I typically stay out of debates on Facebook because I value my time. But many beautiful friends texted, called and emailed me to show their frustration, support and doubt around the George Floyd controversy and the protest and unrest that has ensued. So I waded. I replied to a comment on a post about a NFL player’s concern about kneeling during the national anthem. The poster was livid that a group of players were “coerced into supporting the ‘other side’ in their desire to kneel and disrespect our country.” I share my reply here.


I’m disheartened that the conversation has come to this.

First, let’s roll back the conversation about “the other side.” There is only one side; it’s either “human race” or “American.” Whichever side we pick, we must still look at the issue–whether kneeling at a football game or being kneeled on–from a unified point of view. Either that, or we fight over the nuances and not the issue. 

My father was a Marine; he fought for this country. My brothers are educated black men; both have been profiled and treated negatively by the police. In this country, both realities are true. 

We get to love this country and also want it to be better, but growth only comes when we battle with our own instincts to argue. When we come at things from my side, your side, my tribe, your tribe, we regress as a nation, as a people, as a society. 

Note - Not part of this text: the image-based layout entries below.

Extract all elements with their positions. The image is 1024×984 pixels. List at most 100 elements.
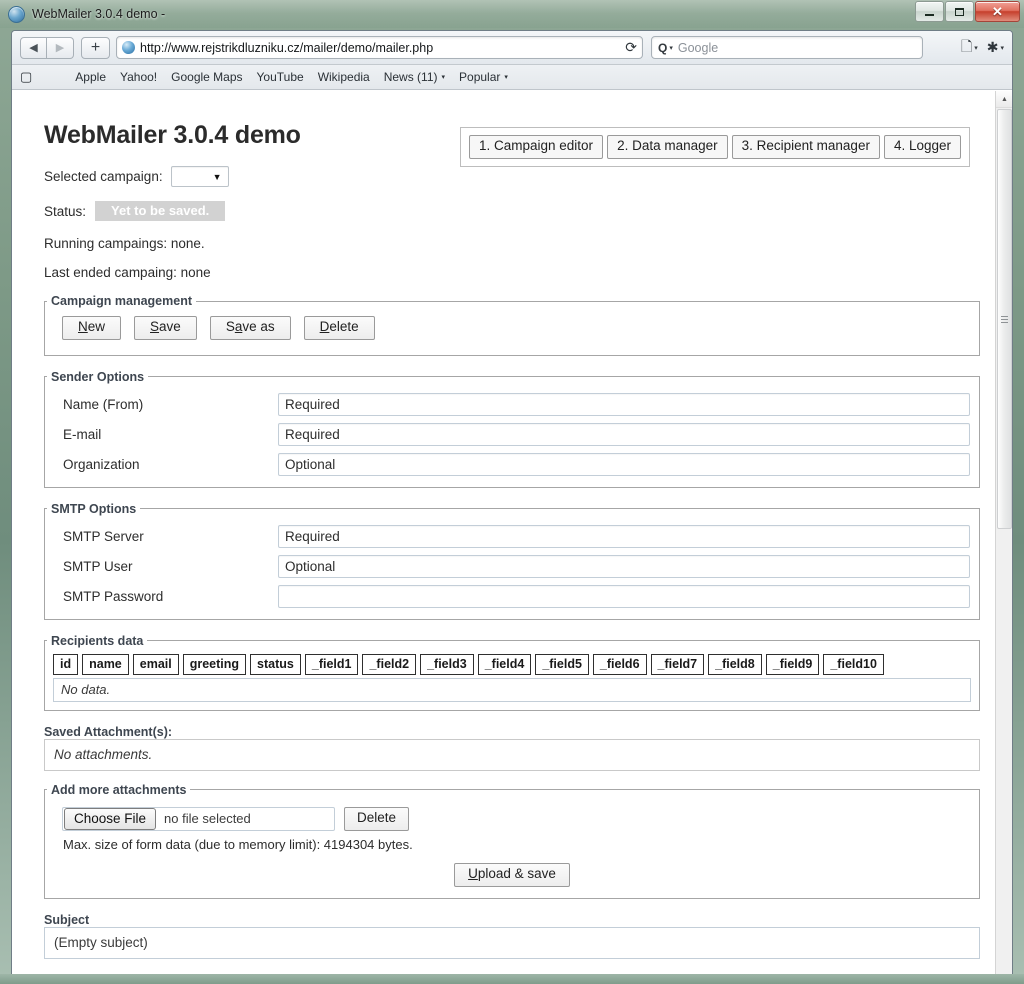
back-button[interactable]: ◀ xyxy=(20,36,47,59)
add-attachments-section: Add more attachments Choose File no file… xyxy=(44,782,980,899)
subject-input[interactable]: (Empty subject) xyxy=(44,926,980,959)
selected-campaign-row: Selected campaign: ▼ xyxy=(44,166,980,187)
smtp-user-input[interactable]: Optional xyxy=(278,554,970,578)
tab-campaign-editor[interactable]: 1. Campaign editor xyxy=(468,135,604,159)
organization-input[interactable]: Optional xyxy=(278,452,970,476)
subject-section: Subject (Empty subject) xyxy=(44,912,980,959)
plus-icon: + xyxy=(90,38,101,56)
column-header-field5[interactable]: _field5 xyxy=(535,653,589,675)
last-ended-campaign-row: Last ended campaing: none xyxy=(44,265,211,280)
column-header-email[interactable]: email xyxy=(132,653,179,675)
browser-toolbar: ◀ ▶ + http://www.rejstrikdluzniku.cz/mai… xyxy=(12,31,1012,65)
delete-button[interactable]: Delete xyxy=(303,316,375,340)
scroll-up-button[interactable]: ▲ xyxy=(996,91,1012,108)
close-icon: ✕ xyxy=(992,4,1003,19)
column-header-greeting[interactable]: greeting xyxy=(182,653,247,675)
tab-logger[interactable]: 4. Logger xyxy=(883,135,961,159)
delete-attachment-button[interactable]: Delete xyxy=(344,806,410,831)
status-row: Status: Yet to be saved. xyxy=(44,201,980,221)
max-size-note: Max. size of form data (due to memory li… xyxy=(63,836,413,852)
selected-campaign-label: Selected campaign: xyxy=(44,169,163,184)
toolbar-right-actions: 🗋 ▾ ✱ ▾ xyxy=(951,36,1004,60)
bookmark-wikipedia[interactable]: Wikipedia xyxy=(318,70,370,84)
file-input[interactable]: Choose File no file selected xyxy=(62,806,335,831)
tab-label: 2. Data manager xyxy=(617,138,718,153)
bookmark-news[interactable]: News (11) ▾ xyxy=(384,70,445,84)
column-header-field6[interactable]: _field6 xyxy=(592,653,647,675)
bookmark-youtube[interactable]: YouTube xyxy=(257,70,304,84)
scrollbar-thumb[interactable] xyxy=(997,109,1012,529)
choose-file-button[interactable]: Choose File xyxy=(64,807,157,830)
section-navigation: 1. Campaign editor 2. Data manager 3. Re… xyxy=(459,127,970,167)
settings-button[interactable]: ✱ ▾ xyxy=(987,39,1004,56)
upload-and-save-button[interactable]: Upload & save xyxy=(454,862,570,887)
tab-label: 1. Campaign editor xyxy=(478,138,594,153)
new-button[interactable]: New xyxy=(62,316,122,340)
column-header-field10[interactable]: _field10 xyxy=(823,653,884,675)
back-icon: ◀ xyxy=(29,42,38,54)
bookmark-apple[interactable]: Apple xyxy=(75,70,106,84)
column-header-status[interactable]: status xyxy=(250,653,301,675)
column-header-field8[interactable]: _field8 xyxy=(708,653,762,675)
new-tab-button[interactable]: + xyxy=(81,36,110,59)
address-bar[interactable]: http://www.rejstrikdluzniku.cz/mailer/de… xyxy=(116,36,643,59)
top-sites-grid-icon[interactable] xyxy=(46,72,61,83)
chevron-down-icon: ▾ xyxy=(974,44,978,52)
maximize-button[interactable] xyxy=(945,1,974,22)
column-header-name[interactable]: name xyxy=(82,653,129,675)
column-header-field9[interactable]: _field9 xyxy=(765,653,820,675)
search-bar[interactable]: Q ▾ Google xyxy=(651,36,923,59)
file-upload-row: Choose File no file selected Delete xyxy=(54,805,970,831)
search-icon: Q xyxy=(658,40,668,55)
forward-button[interactable]: ▶ xyxy=(47,36,74,59)
page-actions-button[interactable]: 🗋 ▾ xyxy=(961,36,978,60)
site-favicon-icon xyxy=(122,41,135,54)
campaign-select[interactable]: ▼ xyxy=(170,166,229,187)
page-scrollbar[interactable]: ▲ xyxy=(995,91,1012,974)
globe-icon xyxy=(8,5,25,23)
bookmark-label: News (11) xyxy=(383,70,438,84)
scrollbar-grip-icon xyxy=(1001,315,1008,323)
recipients-empty-message: No data. xyxy=(53,677,971,702)
column-header-field7[interactable]: _field7 xyxy=(650,653,705,675)
subject-legend: Subject xyxy=(44,912,90,927)
window-bottom-edge xyxy=(0,974,1024,984)
save-as-button[interactable]: Save as xyxy=(209,316,291,340)
search-engine-caret-icon[interactable]: ▾ xyxy=(669,44,673,52)
column-header-field2[interactable]: _field2 xyxy=(362,653,417,675)
bookmarks-bar: ▢ Apple Yahoo! Google Maps YouTube Wikip… xyxy=(12,65,1012,90)
status-label: Status: xyxy=(44,203,87,219)
column-header-id[interactable]: id xyxy=(53,653,79,675)
field-row: SMTP User Optional xyxy=(54,554,970,578)
smtp-server-input[interactable]: Required xyxy=(278,524,970,548)
name-from-input[interactable]: Required xyxy=(278,392,970,416)
bookmark-popular[interactable]: Popular ▾ xyxy=(459,70,508,84)
field-row: SMTP Password xyxy=(54,584,970,608)
tab-label: 4. Logger xyxy=(893,138,951,153)
column-header-field1[interactable]: _field1 xyxy=(304,653,359,675)
tab-recipient-manager[interactable]: 3. Recipient manager xyxy=(731,135,880,159)
smtp-server-label: SMTP Server xyxy=(63,528,144,544)
reload-icon[interactable]: ⟳ xyxy=(619,39,637,56)
window-controls: ✕ xyxy=(915,1,1020,22)
page-icon: 🗋 xyxy=(960,37,973,54)
save-button[interactable]: Save xyxy=(134,316,197,340)
navigation-buttons: ◀ ▶ xyxy=(20,36,74,59)
tab-label: 3. Recipient manager xyxy=(741,138,870,153)
smtp-password-input[interactable] xyxy=(278,584,970,608)
bookmark-yahoo[interactable]: Yahoo! xyxy=(120,70,157,84)
bookmarks-book-icon[interactable]: ▢ xyxy=(20,69,32,85)
upload-row: Upload & save xyxy=(54,852,970,890)
bookmark-google-maps[interactable]: Google Maps xyxy=(171,70,242,84)
column-header-field3[interactable]: _field3 xyxy=(420,653,474,675)
minimize-button[interactable] xyxy=(915,1,944,22)
column-header-field4[interactable]: _field4 xyxy=(477,653,532,675)
page-viewport: WebMailer 3.0.4 demo 1. Campaign editor … xyxy=(12,90,1012,974)
tab-data-manager[interactable]: 2. Data manager xyxy=(607,135,728,159)
search-placeholder: Google xyxy=(677,40,719,55)
bookmark-label: Google Maps xyxy=(171,70,243,84)
file-name-text: no file selected xyxy=(164,811,251,827)
email-input[interactable]: Required xyxy=(278,422,970,446)
close-button[interactable]: ✕ xyxy=(975,1,1020,22)
campaign-management-buttons: New Save Save as Delete xyxy=(54,312,970,344)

Look at the internally warring nations in this world and compare their quality of life to ours. There is no comparison because our country was built by a lot of tough immigrants who found ways to work out their baggage.

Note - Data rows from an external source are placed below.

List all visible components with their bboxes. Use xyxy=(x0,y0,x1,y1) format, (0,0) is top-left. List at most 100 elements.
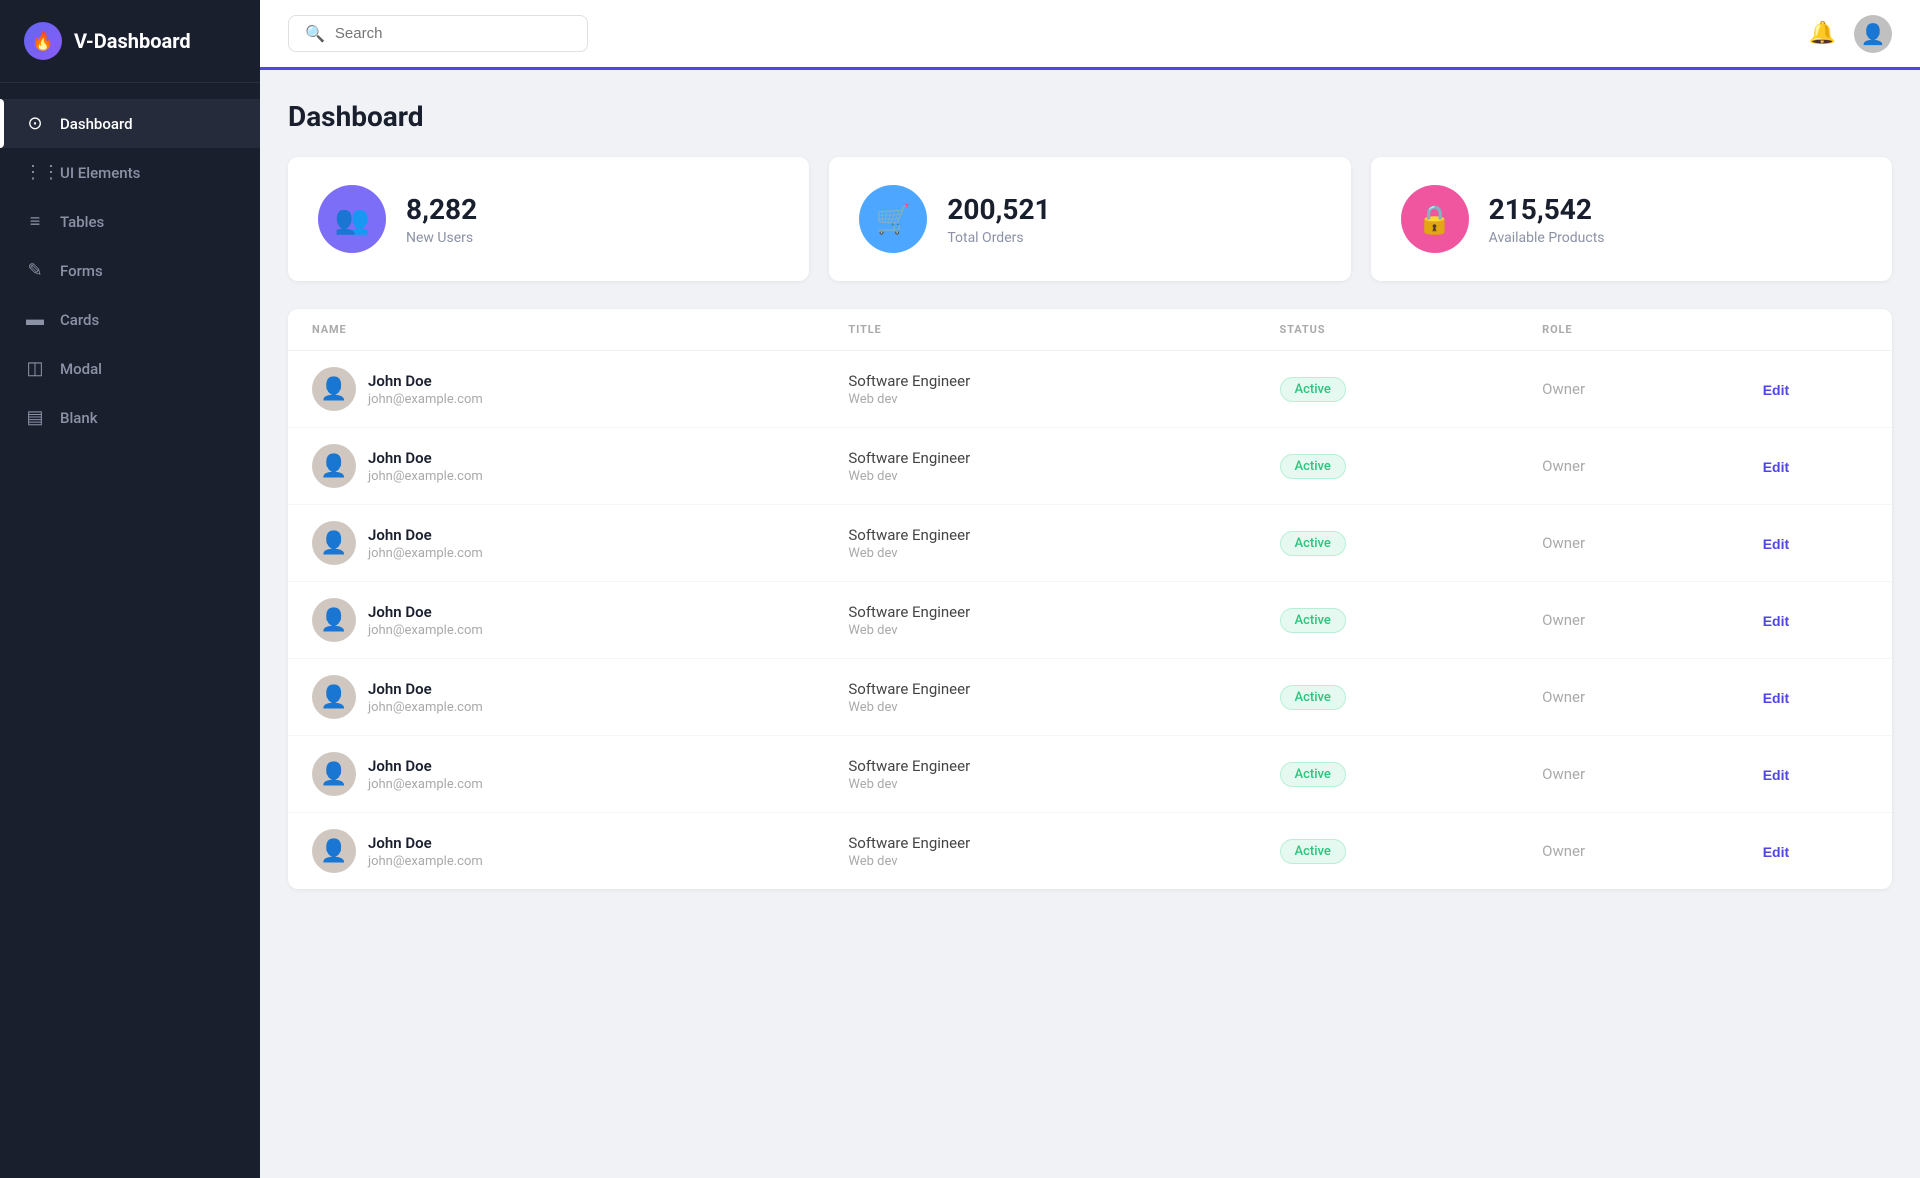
title-sub-1: Web dev xyxy=(848,469,1269,484)
action-cell-0: Edit xyxy=(1763,380,1868,399)
nav-label-blank: Blank xyxy=(60,409,98,427)
title-main-0: Software Engineer xyxy=(848,372,1269,390)
stat-label-new-users: New Users xyxy=(406,230,477,246)
stat-label-total-orders: Total Orders xyxy=(947,230,1050,246)
nav-label-cards: Cards xyxy=(60,311,99,329)
status-cell-6: Active xyxy=(1280,839,1533,864)
title-main-4: Software Engineer xyxy=(848,680,1269,698)
status-badge-5: Active xyxy=(1280,762,1346,787)
edit-button-2[interactable]: Edit xyxy=(1763,536,1789,552)
col-action xyxy=(1763,323,1868,336)
title-main-5: Software Engineer xyxy=(848,757,1269,775)
stat-label-available-products: Available Products xyxy=(1489,230,1605,246)
title-sub-3: Web dev xyxy=(848,623,1269,638)
edit-button-1[interactable]: Edit xyxy=(1763,459,1789,475)
user-cell-1: 👤 John Doe john@example.com xyxy=(312,444,838,488)
user-email-4: john@example.com xyxy=(368,700,483,715)
sidebar-logo: 🔥 V-Dashboard xyxy=(0,0,260,83)
status-cell-1: Active xyxy=(1280,454,1533,479)
user-info-1: John Doe john@example.com xyxy=(368,449,483,484)
user-email-2: john@example.com xyxy=(368,546,483,561)
stat-number-available-products: 215,542 xyxy=(1489,193,1605,226)
edit-button-4[interactable]: Edit xyxy=(1763,690,1789,706)
title-sub-6: Web dev xyxy=(848,854,1269,869)
col-role: ROLE xyxy=(1542,323,1753,336)
user-info-6: John Doe john@example.com xyxy=(368,834,483,869)
bell-icon[interactable]: 🔔 xyxy=(1809,21,1836,46)
table-row: 👤 John Doe john@example.com Software Eng… xyxy=(288,813,1892,889)
edit-button-3[interactable]: Edit xyxy=(1763,613,1789,629)
user-avatar[interactable]: 👤 xyxy=(1854,15,1892,53)
sidebar-item-modal[interactable]: ◫ Modal xyxy=(0,344,260,393)
avatar-2: 👤 xyxy=(312,521,356,565)
search-input[interactable] xyxy=(335,25,571,42)
nav-label-modal: Modal xyxy=(60,360,102,378)
sidebar-item-cards[interactable]: ▬ Cards xyxy=(0,295,260,344)
avatar-0: 👤 xyxy=(312,367,356,411)
main-area: 🔍 🔔 👤 Dashboard 👥 8,282 New Users 🛒 200,… xyxy=(260,0,1920,1178)
stat-card-total-orders: 🛒 200,521 Total Orders xyxy=(829,157,1350,281)
user-cell-6: 👤 John Doe john@example.com xyxy=(312,829,838,873)
table-row: 👤 John Doe john@example.com Software Eng… xyxy=(288,659,1892,736)
action-cell-2: Edit xyxy=(1763,534,1868,553)
table-row: 👤 John Doe john@example.com Software Eng… xyxy=(288,428,1892,505)
user-email-5: john@example.com xyxy=(368,777,483,792)
status-badge-3: Active xyxy=(1280,608,1346,633)
stat-card-new-users: 👥 8,282 New Users xyxy=(288,157,809,281)
edit-button-0[interactable]: Edit xyxy=(1763,382,1789,398)
status-badge-1: Active xyxy=(1280,454,1346,479)
user-info-5: John Doe john@example.com xyxy=(368,757,483,792)
sidebar-item-tables[interactable]: ≡ Tables xyxy=(0,197,260,246)
stat-card-available-products: 🔒 215,542 Available Products xyxy=(1371,157,1892,281)
role-cell-2: Owner xyxy=(1542,534,1753,552)
nav-icon-cards: ▬ xyxy=(24,309,46,330)
sidebar-item-forms[interactable]: ✎ Forms xyxy=(0,246,260,295)
user-cell-4: 👤 John Doe john@example.com xyxy=(312,675,838,719)
users-table-card: NAME TITLE STATUS ROLE 👤 John Doe john@e… xyxy=(288,309,1892,889)
nav-icon-forms: ✎ xyxy=(24,260,46,281)
role-cell-6: Owner xyxy=(1542,842,1753,860)
table-row: 👤 John Doe john@example.com Software Eng… xyxy=(288,351,1892,428)
edit-button-6[interactable]: Edit xyxy=(1763,844,1789,860)
role-cell-3: Owner xyxy=(1542,611,1753,629)
user-name-6: John Doe xyxy=(368,834,483,852)
user-cell-5: 👤 John Doe john@example.com xyxy=(312,752,838,796)
user-name-3: John Doe xyxy=(368,603,483,621)
search-box[interactable]: 🔍 xyxy=(288,15,588,52)
user-cell-3: 👤 John Doe john@example.com xyxy=(312,598,838,642)
nav-icon-blank: ▤ xyxy=(24,407,46,428)
page-title: Dashboard xyxy=(288,100,1892,133)
action-cell-3: Edit xyxy=(1763,611,1868,630)
user-name-1: John Doe xyxy=(368,449,483,467)
nav-icon-tables: ≡ xyxy=(24,211,46,232)
table-body: 👤 John Doe john@example.com Software Eng… xyxy=(288,351,1892,889)
user-name-4: John Doe xyxy=(368,680,483,698)
nav-label-tables: Tables xyxy=(60,213,104,231)
status-cell-0: Active xyxy=(1280,377,1533,402)
sidebar-item-blank[interactable]: ▤ Blank xyxy=(0,393,260,442)
main-content: Dashboard 👥 8,282 New Users 🛒 200,521 To… xyxy=(260,70,1920,1178)
stats-grid: 👥 8,282 New Users 🛒 200,521 Total Orders… xyxy=(288,157,1892,281)
status-cell-2: Active xyxy=(1280,531,1533,556)
sidebar-item-dashboard[interactable]: ⊙ Dashboard xyxy=(0,99,260,148)
user-info-2: John Doe john@example.com xyxy=(368,526,483,561)
sidebar: 🔥 V-Dashboard ⊙ Dashboard ⋮⋮ UI Elements… xyxy=(0,0,260,1178)
stat-info-total-orders: 200,521 Total Orders xyxy=(947,193,1050,246)
status-badge-2: Active xyxy=(1280,531,1346,556)
user-info-3: John Doe john@example.com xyxy=(368,603,483,638)
sidebar-item-ui-elements[interactable]: ⋮⋮ UI Elements xyxy=(0,148,260,197)
nav-icon-ui-elements: ⋮⋮ xyxy=(24,162,46,183)
table-row: 👤 John Doe john@example.com Software Eng… xyxy=(288,505,1892,582)
title-cell-1: Software Engineer Web dev xyxy=(848,449,1269,484)
title-sub-2: Web dev xyxy=(848,546,1269,561)
user-info-0: John Doe john@example.com xyxy=(368,372,483,407)
role-cell-5: Owner xyxy=(1542,765,1753,783)
title-cell-6: Software Engineer Web dev xyxy=(848,834,1269,869)
action-cell-1: Edit xyxy=(1763,457,1868,476)
search-icon: 🔍 xyxy=(305,24,325,43)
stat-info-available-products: 215,542 Available Products xyxy=(1489,193,1605,246)
user-name-0: John Doe xyxy=(368,372,483,390)
header-right: 🔔 👤 xyxy=(1809,15,1892,53)
edit-button-5[interactable]: Edit xyxy=(1763,767,1789,783)
avatar-1: 👤 xyxy=(312,444,356,488)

Second, we’re all hurt, disappointed and afraid. No one likes seeing people murdered in the streets and no one benefits from character attacks. It sucks both ways. Let’s acknowledge that we’re in a moment, but remember that we have more in common than we have differences.

This kneeling thing is an albatross. Calling protesters looters is a decoy. It’s a distraction from the core issue, which is that the values that established our country and were then later revised, are not being appreciated. The more we forget first principles, the more we fight over the scraps and the details. The more we fight, the more we forget who we are. And the more we forget who we are, the more dangerous this country becomes for everyone.

Be curious. Ask questions. Be uncomfortable. Debate more. If everyone you’re debating with looks and believes like you, change that. We’re an incredible country. Diversity and unique perspectives is what makes us great, not factions or sides.

My opinion.

——–

Several hundred people responded. In the midst, someone asked me how I would address these issues. The answer is simple but not easy. It’s to address 1) the personal/individual, then the 2) systemic and, then, 3) the cultural. In that order:

  1. Hold people and individuals accountable for bad behavior.
  2. Identify system breakdowns in our justice, education, and financial institutions, and flow in training, awareness and light governance.
  3. Talk openly and without blame about the solution; allow people to voice grievances. Outline a better future. Lead. Reinforce good behavior.

The answer? It lies in leadership. We need strong, bold and integrity-based leaders.